The regulation is also designed to eliminate greenwashing, where companies make vague or unsupported environmental claims due to limited visibility. In the U.S., 68% of executives admit to using greenwashing tactics, while 58% of global executives say the same. The DPP replaces ambiguity with verifiable, product-level data.
SPC Provides Manufacturing Evidence that Strengthens DPP Readiness
Meeting these requirements depends not only on connecting data across systems, but also on proving how products were actually made. Manufacturers will need to connect statistical process control (SPC) and manufacturing execution system (MES) data with product lifecycle and product information systems to create a digital thread that links design intent, production execution, and quality outcomes.
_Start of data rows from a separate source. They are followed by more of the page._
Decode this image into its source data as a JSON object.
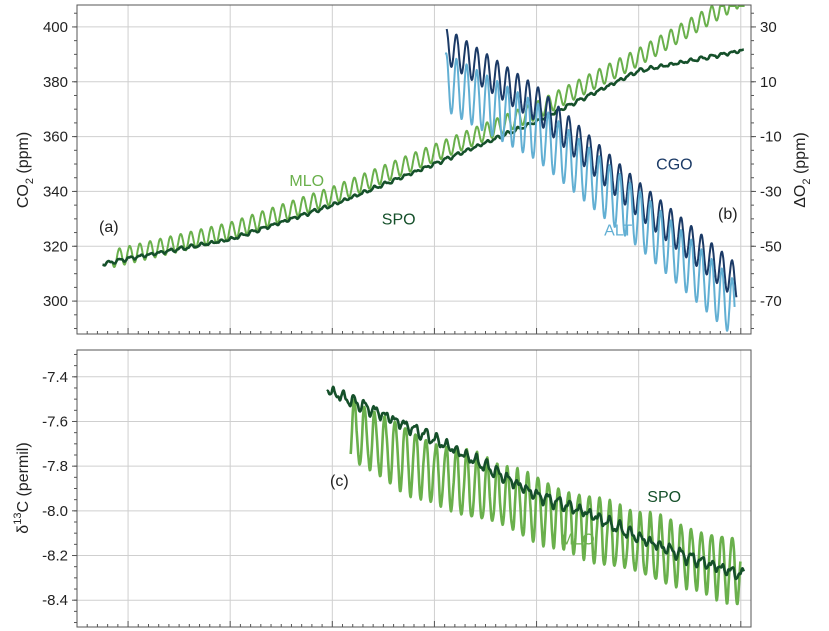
{
  "chart_data": [
    {
      "type": "line",
      "panel": "top",
      "panel_labels": [
        "(a)",
        "(b)"
      ],
      "y_left": {
        "label_main": "CO",
        "label_sub": "2",
        "label_unit": " (ppm)",
        "ticks": [
          300,
          320,
          340,
          360,
          380,
          400
        ],
        "tick_labels": [
          "300",
          "320",
          "340",
          "360",
          "380",
          "400"
        ],
        "ylim": [
          288,
          408
        ]
      },
      "y_right": {
        "label_main": "ΔO",
        "label_sub": "2",
        "label_unit": " (ppm)",
        "ticks": [
          -70,
          -50,
          -30,
          -10,
          10,
          30
        ],
        "tick_labels": [
          "-70",
          "-50",
          "-30",
          "-10",
          "10",
          "30"
        ],
        "ylim": [
          -82,
          38
        ]
      },
      "x": {
        "range": [
          1955,
          2021
        ],
        "gridlines": [
          1960,
          1970,
          1980,
          1990,
          2000,
          2010,
          2020
        ]
      },
      "series": [
        {
          "name": "MLO",
          "axis": "left",
          "color": "#6ab04c",
          "label_color": "#6ab04c",
          "label_pos": [
            1977.5,
            342
          ],
          "x_start": 1958.5,
          "x_end": 2020.4,
          "baseline": [
            [
              1958.5,
              315.5
            ],
            [
              1970,
              325.5
            ],
            [
              1980,
              338.5
            ],
            [
              1990,
              354
            ],
            [
              2000,
              369.5
            ],
            [
              2010,
              389
            ],
            [
              2020.4,
              411.5
            ]
          ],
          "seasonal_amplitude": 3.2
        },
        {
          "name": "SPO",
          "axis": "left",
          "color": "#15502a",
          "label_color": "#15502a",
          "label_pos": [
            1986.5,
            328
          ],
          "x_start": 1957.5,
          "x_end": 2020.3,
          "baseline": [
            [
              1957.5,
              313.5
            ],
            [
              1960,
              315.5
            ],
            [
              1970,
              322.5
            ],
            [
              1980,
              335
            ],
            [
              1990,
              350
            ],
            [
              2000,
              365.5
            ],
            [
              2010,
              384
            ],
            [
              2020.3,
              391.5
            ]
          ],
          "seasonal_amplitude": 0.5
        },
        {
          "name": "CGO",
          "axis": "right",
          "color": "#1b3a66",
          "label_color": "#1b3a66",
          "label_pos": [
            2013.5,
            -22
          ],
          "x_start": 1991.2,
          "x_end": 2019.6,
          "baseline": [
            [
              1991.2,
              23
            ],
            [
              2000,
              2
            ],
            [
              2010,
              -33
            ],
            [
              2019.6,
              -63
            ]
          ],
          "seasonal_amplitude": 6.5
        },
        {
          "name": "ALT",
          "axis": "right",
          "color": "#62afd3",
          "label_color": "#62afd3",
          "label_pos": [
            2008,
            -46
          ],
          "x_start": 1991.1,
          "x_end": 2019.4,
          "baseline": [
            [
              1991.1,
              10
            ],
            [
              2000,
              -8
            ],
            [
              2010,
              -40
            ],
            [
              2019.4,
              -73
            ]
          ],
          "seasonal_amplitude": 10.5
        }
      ]
    },
    {
      "type": "line",
      "panel": "bottom",
      "panel_labels": [
        "(c)"
      ],
      "y_left": {
        "label_main": "δ",
        "label_sup": "13",
        "label_unit": "C  (permil)",
        "ticks": [
          -8.4,
          -8.2,
          -8.0,
          -7.8,
          -7.6,
          -7.4
        ],
        "tick_labels": [
          "-8.4",
          "-8.2",
          "-8.0",
          "-7.8",
          "-7.6",
          "-7.4"
        ],
        "ylim": [
          -8.52,
          -7.28
        ]
      },
      "x": {
        "range": [
          1955,
          2021
        ],
        "gridlines": [
          1960,
          1970,
          1980,
          1990,
          2000,
          2010,
          2020
        ]
      },
      "series": [
        {
          "name": "MLO",
          "axis": "left",
          "color": "#6ab04c",
          "label_color": "#6ab04c",
          "label_pos": [
            2004,
            -8.15
          ],
          "x_start": 1981.8,
          "x_end": 2020.0,
          "baseline": [
            [
              1981.8,
              -7.64
            ],
            [
              1990,
              -7.83
            ],
            [
              2000,
              -7.99
            ],
            [
              2010,
              -8.15
            ],
            [
              2020,
              -8.27
            ]
          ],
          "seasonal_amplitude": 0.14
        },
        {
          "name": "SPO",
          "axis": "left",
          "color": "#15502a",
          "label_color": "#15502a",
          "label_pos": [
            2012.5,
            -7.96
          ],
          "x_start": 1979.5,
          "x_end": 2020.3,
          "baseline": [
            [
              1979.5,
              -7.46
            ],
            [
              1985,
              -7.57
            ],
            [
              1990,
              -7.68
            ],
            [
              1995,
              -7.8
            ],
            [
              2000,
              -7.93
            ],
            [
              2005,
              -8.01
            ],
            [
              2010,
              -8.12
            ],
            [
              2015,
              -8.21
            ],
            [
              2020.3,
              -8.29
            ]
          ],
          "seasonal_amplitude": 0.02
        }
      ]
    }
  ]
}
When this data is connected through genealogy, batch, lot, or serial-level traceability, manufacturers gain a searchable record of how the product was produced, under what conditions, and whether key quality characteristics remain under control.
SPC matters uniquely in this environment because it does more than record that a product was made. It shows whether the manufacturing process was stable, monitored, and operating within acceptable limits at the time of production. Product lifecycle management (PLM) can define what should be made, and MES can record what was made, but SPC provides evidence that critical process characteristics were being controlled throughout production.
This level of traceability not only supports compliance but also improves operational performance. In the automotive industry, Digital Product Passport usage has reduced remanufacturing time by 39%, improving both efficiency and cost control.
Manufacturers Should Expect New Levels of Sustainability and Transparency
The traditional manufacturing model often loses visibility once a product leaves the loading dock, creating a gap between production and end-of-life. The DPP closes that gap by making product data accessible throughout the lifecycle.
This shift levels the playing field for organizations that prioritize environmental responsibility over marketing claims. Sustainability statements backed by auditable data allow customers and partners to make decisions based on facts rather than assumptions.
In practical terms, transparency will become a requirement rather than a differentiator. Durability, repairability, and material composition will need to be documented, verified, and easily accessible through digital records. Companies that adapt early will be better positioned to meet regulatory expectations and respond to increasing demand for sustainable products.
Prepare Now for What Comes Next
The Digital Product Passport represents a meaningful shift in how products are tracked, validated, and evaluated over time. As initial deadlines approach, the window to prepare is narrowing.
Quality and IT leaders should begin by identifying where critical product, process, and quality data reside today and where gaps exist. In many organizations, this data remains fragmented across systems. Teams should then map how product data flows across the lifecycle and determine what is required to create a complete Digital Product Passport record.
Organizations that act now will be better positioned to meet compliance requirements while gaining clearer visibility into their operations and product lifecycles.